Honorary doctorates, granted in conjunction with the conferment of degrees, are the highest recognition universities can offer. The formal ceremony will be held on May 26, 2017.
Schneider’s selection in the behavioral sciences is based on her many contributions to understanding adolescent development and improving teaching and learning through research. A member of the National Academy of Education, she is known for her role in developing cutting-edge methods that measure learning experiences in real time.
Currently, she is studying the effects of teaching strategies designed to increase students’ engagement in learning science. Participants use smartphones to record how they are feeling during science class. The project is an international partnership between researchers at MSU and the University of Helsinki.

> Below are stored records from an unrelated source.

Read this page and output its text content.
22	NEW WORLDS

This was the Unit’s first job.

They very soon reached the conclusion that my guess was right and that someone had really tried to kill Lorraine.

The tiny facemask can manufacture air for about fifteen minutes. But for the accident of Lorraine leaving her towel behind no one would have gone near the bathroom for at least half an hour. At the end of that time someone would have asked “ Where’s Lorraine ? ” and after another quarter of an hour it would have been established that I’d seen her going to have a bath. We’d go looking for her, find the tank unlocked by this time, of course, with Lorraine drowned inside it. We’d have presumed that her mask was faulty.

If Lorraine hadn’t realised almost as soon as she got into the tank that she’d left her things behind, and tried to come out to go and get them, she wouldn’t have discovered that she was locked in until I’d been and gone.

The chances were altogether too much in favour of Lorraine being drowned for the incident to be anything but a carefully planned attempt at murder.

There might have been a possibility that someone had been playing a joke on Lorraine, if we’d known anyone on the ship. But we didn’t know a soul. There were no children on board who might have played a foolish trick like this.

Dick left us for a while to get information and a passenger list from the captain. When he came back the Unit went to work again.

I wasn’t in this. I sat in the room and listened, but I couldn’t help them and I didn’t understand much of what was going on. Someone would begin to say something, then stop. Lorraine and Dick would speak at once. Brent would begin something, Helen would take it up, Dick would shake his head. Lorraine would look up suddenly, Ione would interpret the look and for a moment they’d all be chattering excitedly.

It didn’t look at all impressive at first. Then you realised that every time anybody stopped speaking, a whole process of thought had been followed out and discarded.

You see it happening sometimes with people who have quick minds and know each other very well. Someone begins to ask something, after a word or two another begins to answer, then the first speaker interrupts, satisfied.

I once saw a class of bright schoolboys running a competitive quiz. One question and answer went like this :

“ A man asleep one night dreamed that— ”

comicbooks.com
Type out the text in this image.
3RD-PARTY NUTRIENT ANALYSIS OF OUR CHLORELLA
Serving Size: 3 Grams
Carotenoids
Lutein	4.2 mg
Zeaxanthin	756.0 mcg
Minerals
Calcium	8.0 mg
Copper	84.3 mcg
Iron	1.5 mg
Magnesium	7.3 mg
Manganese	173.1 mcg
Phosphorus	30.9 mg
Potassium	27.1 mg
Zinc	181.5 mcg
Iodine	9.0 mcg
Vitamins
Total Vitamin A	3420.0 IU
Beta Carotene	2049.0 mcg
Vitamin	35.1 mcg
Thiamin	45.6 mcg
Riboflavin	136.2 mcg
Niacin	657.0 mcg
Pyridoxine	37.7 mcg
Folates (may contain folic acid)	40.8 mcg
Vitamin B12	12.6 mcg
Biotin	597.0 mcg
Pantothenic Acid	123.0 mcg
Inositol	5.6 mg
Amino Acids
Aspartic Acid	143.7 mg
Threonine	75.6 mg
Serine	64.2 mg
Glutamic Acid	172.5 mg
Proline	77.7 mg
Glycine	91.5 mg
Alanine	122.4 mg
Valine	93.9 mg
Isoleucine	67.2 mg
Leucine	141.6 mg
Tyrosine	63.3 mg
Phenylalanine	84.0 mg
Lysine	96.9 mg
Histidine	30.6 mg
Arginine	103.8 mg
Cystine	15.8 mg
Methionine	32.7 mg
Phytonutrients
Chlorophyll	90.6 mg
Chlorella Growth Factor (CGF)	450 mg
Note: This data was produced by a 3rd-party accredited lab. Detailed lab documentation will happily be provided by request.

Another project led by Schneider has developed a model to promote college-going cultures in schools, with an emphasis on science, technology, engineering and mathematics (STEM) fields.
“[Finland is] facing a problem similar to what we face … We have to get young people interested in learning science and really stretch their imagination,” said Schneider. “I want to thank the University of Helsinki for giving me this honor. I certainly would not have been able to have this honor were it not for my exceptional colleagues who have been working with me and have stretched my imagination.
“We are developing an international professional community, which we hope will be exemplary for other universities that interface with other countries around the world.”